The BMA’s response to the consultation on the Saatchi Bill / Medical Innovation Bill can be read in full here:

BMA Response

The BMA ‘strongly believes that this Bill should not become law’ and is
‘unnecessary, risks removing important protections for patients and could encourage reckless practice, with attendant risks for patient safety.’

The BMA believes that the best mechanism through which medical science can advance is through well-regulated research and clinical trials. However, If there is sufficient justification to believe an untested or unlicensed treatment could be beneficial, doctors should be confident in pursuing these with patients where clinically indicated and in their best interests.

We have no evidence to suggest that the threat of litigation is a barrier to the provision of innovative treatment of this kind and we strongly question the necessity and desirability of introducing statute to clarify or change the law in this area.

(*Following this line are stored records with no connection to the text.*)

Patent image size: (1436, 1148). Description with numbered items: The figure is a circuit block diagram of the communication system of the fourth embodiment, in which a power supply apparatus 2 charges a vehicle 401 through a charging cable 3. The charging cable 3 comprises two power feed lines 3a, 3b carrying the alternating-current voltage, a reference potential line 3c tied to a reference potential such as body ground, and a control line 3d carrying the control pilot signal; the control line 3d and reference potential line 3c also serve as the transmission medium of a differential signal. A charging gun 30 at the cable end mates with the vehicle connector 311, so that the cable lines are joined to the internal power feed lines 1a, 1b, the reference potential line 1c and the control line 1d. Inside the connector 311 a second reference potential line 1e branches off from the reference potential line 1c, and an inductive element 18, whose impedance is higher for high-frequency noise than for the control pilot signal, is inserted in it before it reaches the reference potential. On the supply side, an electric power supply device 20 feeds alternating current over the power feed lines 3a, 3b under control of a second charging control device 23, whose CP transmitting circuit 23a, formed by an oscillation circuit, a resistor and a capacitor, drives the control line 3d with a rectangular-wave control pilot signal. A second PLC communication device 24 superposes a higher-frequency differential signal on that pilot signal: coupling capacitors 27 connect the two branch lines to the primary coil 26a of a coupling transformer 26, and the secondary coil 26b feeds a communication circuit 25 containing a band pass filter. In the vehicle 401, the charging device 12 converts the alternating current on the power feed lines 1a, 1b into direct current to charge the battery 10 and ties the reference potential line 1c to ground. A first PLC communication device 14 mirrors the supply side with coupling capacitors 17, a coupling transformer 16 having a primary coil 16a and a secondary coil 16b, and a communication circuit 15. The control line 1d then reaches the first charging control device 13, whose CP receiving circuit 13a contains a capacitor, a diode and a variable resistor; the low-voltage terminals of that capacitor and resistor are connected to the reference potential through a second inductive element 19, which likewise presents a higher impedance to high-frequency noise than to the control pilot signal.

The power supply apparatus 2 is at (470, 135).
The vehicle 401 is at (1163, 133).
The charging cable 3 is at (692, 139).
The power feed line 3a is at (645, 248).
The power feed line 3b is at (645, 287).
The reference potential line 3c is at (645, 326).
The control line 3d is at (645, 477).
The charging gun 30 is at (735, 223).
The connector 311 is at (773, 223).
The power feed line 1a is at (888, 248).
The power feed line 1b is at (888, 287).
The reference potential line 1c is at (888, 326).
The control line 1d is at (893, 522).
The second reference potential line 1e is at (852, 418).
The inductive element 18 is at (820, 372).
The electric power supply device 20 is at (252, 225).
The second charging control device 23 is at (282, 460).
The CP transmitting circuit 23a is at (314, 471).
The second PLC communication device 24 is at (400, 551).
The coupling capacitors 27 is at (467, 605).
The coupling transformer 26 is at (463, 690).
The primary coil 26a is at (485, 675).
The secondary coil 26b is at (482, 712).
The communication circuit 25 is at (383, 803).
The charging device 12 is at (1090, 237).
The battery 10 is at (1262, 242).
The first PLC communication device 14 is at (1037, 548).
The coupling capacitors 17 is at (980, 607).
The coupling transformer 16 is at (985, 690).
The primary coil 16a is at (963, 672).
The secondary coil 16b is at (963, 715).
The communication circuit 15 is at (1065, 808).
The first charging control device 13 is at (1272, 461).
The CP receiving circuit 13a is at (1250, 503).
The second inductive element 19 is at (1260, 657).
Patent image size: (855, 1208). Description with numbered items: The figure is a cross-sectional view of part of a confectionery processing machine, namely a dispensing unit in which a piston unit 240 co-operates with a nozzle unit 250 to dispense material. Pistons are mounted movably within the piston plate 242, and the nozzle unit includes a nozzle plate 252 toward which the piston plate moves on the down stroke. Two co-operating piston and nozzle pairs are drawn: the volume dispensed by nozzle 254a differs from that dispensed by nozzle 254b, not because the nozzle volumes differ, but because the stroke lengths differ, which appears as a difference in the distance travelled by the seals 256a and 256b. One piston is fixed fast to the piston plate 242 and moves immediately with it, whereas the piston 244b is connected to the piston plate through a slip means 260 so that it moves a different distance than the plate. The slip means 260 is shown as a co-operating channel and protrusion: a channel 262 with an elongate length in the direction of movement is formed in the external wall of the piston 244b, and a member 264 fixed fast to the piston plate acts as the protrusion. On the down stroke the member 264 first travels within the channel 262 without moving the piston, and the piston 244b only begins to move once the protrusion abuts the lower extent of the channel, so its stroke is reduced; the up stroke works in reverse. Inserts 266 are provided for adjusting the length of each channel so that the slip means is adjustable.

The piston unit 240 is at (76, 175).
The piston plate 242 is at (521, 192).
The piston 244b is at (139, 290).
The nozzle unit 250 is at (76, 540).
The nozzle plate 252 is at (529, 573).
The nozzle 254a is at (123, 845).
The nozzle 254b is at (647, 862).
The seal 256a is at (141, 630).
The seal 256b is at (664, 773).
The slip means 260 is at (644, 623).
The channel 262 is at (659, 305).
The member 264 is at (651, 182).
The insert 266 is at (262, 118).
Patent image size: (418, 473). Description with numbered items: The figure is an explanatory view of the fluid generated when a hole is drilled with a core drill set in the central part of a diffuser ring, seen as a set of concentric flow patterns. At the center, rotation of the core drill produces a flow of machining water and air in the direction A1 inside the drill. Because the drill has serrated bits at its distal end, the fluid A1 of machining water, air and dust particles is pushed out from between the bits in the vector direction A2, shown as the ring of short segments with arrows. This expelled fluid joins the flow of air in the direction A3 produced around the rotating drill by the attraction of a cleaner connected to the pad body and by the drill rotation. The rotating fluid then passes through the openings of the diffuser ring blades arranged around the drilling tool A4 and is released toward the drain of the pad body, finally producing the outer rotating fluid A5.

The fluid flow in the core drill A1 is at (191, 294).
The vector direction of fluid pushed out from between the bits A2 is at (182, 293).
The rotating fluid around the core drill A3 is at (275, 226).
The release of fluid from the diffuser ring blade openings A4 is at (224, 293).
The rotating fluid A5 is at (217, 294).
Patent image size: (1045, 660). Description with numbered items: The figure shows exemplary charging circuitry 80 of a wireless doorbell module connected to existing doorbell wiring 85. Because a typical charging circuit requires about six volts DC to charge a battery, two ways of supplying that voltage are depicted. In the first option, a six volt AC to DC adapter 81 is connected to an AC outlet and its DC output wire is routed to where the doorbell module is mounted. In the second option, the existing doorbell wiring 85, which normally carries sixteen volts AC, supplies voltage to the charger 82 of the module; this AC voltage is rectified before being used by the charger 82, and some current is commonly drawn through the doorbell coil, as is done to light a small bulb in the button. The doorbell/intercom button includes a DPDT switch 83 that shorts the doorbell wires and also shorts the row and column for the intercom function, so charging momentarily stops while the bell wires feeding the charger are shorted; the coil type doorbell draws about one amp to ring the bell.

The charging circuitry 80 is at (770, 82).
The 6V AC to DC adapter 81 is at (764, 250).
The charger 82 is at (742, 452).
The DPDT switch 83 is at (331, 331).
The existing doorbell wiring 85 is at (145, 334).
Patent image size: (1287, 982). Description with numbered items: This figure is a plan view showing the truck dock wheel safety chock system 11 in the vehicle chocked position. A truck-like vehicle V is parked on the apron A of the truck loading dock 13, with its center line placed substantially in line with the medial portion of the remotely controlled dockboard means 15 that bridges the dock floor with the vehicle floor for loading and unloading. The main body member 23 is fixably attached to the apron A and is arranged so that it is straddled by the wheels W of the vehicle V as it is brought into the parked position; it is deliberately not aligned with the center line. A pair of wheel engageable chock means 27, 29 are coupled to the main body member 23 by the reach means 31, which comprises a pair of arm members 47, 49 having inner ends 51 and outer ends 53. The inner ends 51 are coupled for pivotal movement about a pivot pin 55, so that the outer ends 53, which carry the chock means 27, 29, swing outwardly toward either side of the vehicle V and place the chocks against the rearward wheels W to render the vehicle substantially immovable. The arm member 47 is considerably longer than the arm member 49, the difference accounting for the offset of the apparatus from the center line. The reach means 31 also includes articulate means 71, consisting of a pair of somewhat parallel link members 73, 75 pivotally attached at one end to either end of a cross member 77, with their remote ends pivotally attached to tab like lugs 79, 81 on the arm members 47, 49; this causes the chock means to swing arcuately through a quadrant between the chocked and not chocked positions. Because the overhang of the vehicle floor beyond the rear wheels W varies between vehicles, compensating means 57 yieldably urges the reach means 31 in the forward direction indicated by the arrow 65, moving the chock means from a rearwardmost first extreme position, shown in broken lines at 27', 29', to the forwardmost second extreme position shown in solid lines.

Where it is necessary to pursue innovative treatments and it is not practical to follow a research pathway, doctors are required to act in the best interests of their patient;

It is clear that treatment which is outside of standard practice can be provided in these circumstances and doctors are prepared to explore these options with their patients under the law as it stands. The Simms v Simms judgment itself showed that even risky, innovative treatment, for which there was minimal evidence of effectiveness and which had not been tested on human beings, can be allowed provided it is in the best interests of patients.

The BMA has received..reports..that funding requests for innovative treatment are submitted and approved, often on condition that the results will then be distributed, adding to the wider body of medical knowledge.

If the Government’s aim is to encourage medical innovation, the BMA believes the focus on negligence is misguided and may send the wrong message to patients
It focuses on the process of decision making rather than the outcome for patients and, in contrast to the current test of medical negligence, places considerable emphasis on individual opinion and subjective analysis, rather than on the validation of a decision..

Focusing on negligence also fails to acknowledge other barriers to doctors developing and exploring innovative treatments and offering them to their patients, including funding, being allowed the time to undertake the necessary studies, and the various approvals processes.